Bear with me on this one, okay? I’ve got to provide a little context. For decades, people have been moved and inspired by the poem, “Footprints in the Sand.” Long attributed to “Anonymous,” authorship is now generally attributed to Mary Stevenson who penned the words in 1936 at the age of 14. You know the gist of the poem: a person has a dream about walking along the beach with Jesus. As scenes from past experiences flash before them, the individual notices that at times there are two sets of footprints in the sand, and at other times, most notably periods of great personal difficulty, there was only one set. The author was tempted to think that Jesus had abandoned them in these hours of trial, until the Lord offered this explanation: “The times when you have seen only one set of footprints in the sand is when I carried you.” It is a tender depiction of the Savior’s love and compassion for our “weary and heavy-laden” hearts and His willingness to do for us what we cannot do for ourselves.

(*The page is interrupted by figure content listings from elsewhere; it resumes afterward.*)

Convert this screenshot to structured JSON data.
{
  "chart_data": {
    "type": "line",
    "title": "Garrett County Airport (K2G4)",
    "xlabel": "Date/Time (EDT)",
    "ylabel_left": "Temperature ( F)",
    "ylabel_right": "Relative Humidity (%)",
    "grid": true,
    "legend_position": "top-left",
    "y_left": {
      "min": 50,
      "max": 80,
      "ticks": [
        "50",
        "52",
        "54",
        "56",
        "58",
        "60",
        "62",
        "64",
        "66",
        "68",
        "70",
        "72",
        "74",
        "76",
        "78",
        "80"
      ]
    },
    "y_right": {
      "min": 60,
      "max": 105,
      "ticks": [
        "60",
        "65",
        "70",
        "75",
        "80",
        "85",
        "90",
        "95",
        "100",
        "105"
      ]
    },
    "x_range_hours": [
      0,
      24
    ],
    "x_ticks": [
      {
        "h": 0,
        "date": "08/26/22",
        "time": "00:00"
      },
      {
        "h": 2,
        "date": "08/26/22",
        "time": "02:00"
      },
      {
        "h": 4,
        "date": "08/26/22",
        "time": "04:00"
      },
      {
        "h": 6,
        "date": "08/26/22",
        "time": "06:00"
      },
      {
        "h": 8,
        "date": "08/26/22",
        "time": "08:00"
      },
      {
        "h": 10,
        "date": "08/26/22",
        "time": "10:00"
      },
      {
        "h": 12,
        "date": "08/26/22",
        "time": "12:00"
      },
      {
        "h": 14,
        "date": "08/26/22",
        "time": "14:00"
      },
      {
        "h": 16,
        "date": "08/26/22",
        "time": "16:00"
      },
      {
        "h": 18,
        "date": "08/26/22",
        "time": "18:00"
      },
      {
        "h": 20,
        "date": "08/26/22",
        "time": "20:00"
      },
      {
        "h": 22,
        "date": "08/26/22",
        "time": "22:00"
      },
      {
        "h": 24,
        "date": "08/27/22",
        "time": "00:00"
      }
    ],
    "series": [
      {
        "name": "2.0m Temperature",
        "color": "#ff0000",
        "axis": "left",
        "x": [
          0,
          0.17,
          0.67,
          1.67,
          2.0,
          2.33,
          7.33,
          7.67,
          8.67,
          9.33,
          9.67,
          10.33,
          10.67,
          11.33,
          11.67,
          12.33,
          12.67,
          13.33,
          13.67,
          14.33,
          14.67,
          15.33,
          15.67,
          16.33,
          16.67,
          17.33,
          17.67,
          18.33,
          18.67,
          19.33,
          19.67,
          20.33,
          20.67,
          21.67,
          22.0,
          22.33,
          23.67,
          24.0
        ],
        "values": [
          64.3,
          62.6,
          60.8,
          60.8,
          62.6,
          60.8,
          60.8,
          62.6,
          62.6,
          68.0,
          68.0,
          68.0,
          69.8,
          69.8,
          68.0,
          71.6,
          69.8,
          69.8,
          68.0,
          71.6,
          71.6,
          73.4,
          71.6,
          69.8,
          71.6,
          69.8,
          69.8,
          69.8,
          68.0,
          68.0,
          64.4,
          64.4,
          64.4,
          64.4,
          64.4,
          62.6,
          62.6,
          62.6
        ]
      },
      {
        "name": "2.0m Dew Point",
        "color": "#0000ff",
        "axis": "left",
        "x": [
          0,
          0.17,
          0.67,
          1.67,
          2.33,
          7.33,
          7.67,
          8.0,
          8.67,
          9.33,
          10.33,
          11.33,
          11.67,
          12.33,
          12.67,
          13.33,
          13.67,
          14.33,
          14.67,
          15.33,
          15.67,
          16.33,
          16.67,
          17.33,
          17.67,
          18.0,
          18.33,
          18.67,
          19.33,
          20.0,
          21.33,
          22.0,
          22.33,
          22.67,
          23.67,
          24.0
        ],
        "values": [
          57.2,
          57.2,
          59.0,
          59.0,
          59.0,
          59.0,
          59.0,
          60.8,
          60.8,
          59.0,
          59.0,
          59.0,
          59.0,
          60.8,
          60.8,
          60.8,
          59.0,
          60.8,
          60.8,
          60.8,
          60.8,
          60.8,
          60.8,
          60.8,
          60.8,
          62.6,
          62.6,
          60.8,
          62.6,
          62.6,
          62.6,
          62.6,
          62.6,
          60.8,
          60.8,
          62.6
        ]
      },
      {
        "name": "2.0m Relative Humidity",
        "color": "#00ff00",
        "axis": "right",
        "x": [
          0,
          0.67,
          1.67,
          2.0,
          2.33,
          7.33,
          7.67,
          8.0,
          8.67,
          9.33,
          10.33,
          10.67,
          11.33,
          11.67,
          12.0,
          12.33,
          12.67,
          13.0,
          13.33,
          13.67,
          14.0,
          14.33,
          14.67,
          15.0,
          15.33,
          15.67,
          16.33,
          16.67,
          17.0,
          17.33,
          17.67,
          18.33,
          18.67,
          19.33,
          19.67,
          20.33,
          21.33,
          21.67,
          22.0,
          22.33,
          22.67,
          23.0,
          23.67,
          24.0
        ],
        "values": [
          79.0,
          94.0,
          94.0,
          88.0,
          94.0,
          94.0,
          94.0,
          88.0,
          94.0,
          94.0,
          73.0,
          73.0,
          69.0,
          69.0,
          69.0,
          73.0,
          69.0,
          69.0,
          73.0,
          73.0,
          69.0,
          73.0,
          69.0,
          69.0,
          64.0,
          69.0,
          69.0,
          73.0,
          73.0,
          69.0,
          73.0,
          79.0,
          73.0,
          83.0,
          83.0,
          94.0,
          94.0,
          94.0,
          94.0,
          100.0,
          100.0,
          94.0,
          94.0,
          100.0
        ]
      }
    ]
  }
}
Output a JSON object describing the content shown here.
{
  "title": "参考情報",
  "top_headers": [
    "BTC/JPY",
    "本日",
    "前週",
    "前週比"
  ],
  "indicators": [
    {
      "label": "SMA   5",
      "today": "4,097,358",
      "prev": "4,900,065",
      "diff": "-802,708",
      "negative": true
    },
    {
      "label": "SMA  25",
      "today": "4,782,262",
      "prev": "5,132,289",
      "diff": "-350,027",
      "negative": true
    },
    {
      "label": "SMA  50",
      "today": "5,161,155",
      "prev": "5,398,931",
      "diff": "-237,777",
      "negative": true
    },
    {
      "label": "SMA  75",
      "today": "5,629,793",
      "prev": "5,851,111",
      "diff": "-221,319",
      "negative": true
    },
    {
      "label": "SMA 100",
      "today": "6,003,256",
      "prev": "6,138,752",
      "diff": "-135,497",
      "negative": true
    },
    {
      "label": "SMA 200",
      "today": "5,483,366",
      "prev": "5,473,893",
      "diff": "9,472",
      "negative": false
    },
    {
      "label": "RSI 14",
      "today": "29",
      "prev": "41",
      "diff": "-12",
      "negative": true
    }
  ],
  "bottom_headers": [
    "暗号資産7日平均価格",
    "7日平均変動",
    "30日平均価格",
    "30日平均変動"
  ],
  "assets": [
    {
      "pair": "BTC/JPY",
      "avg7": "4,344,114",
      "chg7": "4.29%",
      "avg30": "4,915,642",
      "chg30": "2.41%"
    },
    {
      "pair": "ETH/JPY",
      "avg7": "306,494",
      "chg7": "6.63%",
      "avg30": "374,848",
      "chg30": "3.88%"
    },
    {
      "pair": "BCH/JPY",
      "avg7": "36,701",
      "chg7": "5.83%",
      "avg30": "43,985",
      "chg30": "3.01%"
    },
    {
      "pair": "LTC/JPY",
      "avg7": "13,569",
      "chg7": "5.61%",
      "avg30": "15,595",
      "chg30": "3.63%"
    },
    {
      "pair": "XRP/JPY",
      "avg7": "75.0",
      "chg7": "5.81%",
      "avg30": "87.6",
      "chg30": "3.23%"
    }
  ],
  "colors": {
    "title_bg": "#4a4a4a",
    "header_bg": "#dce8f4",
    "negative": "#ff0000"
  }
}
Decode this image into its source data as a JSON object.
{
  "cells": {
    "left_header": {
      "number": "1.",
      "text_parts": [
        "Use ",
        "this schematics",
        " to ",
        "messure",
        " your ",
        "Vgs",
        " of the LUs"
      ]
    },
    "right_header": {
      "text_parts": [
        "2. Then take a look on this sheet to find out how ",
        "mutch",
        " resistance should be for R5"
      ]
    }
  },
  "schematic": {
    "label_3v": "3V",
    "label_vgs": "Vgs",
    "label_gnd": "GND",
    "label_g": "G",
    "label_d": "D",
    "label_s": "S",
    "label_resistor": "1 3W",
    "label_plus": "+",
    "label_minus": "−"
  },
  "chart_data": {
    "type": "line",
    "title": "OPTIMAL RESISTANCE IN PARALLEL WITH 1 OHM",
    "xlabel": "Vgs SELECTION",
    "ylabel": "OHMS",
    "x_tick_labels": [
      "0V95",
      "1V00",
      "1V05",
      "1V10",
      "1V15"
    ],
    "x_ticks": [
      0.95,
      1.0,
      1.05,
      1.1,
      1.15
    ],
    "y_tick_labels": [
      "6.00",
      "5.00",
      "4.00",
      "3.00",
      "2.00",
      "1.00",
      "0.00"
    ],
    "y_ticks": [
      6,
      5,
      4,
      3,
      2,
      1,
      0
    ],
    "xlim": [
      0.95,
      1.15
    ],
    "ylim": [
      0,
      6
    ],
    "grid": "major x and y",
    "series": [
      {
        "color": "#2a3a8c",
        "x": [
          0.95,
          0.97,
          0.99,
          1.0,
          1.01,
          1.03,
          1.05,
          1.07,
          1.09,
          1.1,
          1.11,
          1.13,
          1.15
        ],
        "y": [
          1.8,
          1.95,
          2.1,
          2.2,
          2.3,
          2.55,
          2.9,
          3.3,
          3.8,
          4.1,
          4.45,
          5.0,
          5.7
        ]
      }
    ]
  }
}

But, what about those times when we should have grown strong enough and mature enough to walk on our own, but kept insisting that we be carried? I suppose this question is what inspired(?) someone to write the following. I offer it for your edification or amusement, whichever one you are in most need of today.

(Author Unknown)

One night I had a wondrous dream,
One set of footprints there was seen,
The footprints of my precious Lord,
But mine were not along the shore.

But then some stranger prints appeared,
And I asked the Lord, “What have we here?
Those prints are large and round and neat,
But Lord, they are too big for feet.”

“My child,” He said in somber tones,
“For miles I carried you alone.
I challenged you to walk in faith,
But you refused and made me wait.”

“You disobeyed, you would not grow,
The walk of faith, you would not know,
So I got tired, I got fed up,
And there I dropped you on your butt.”

Because in life, there comes a time,
When one must fight, and one must climb,
When one must rise and take a stand,
Or leave their butt prints in the sand.”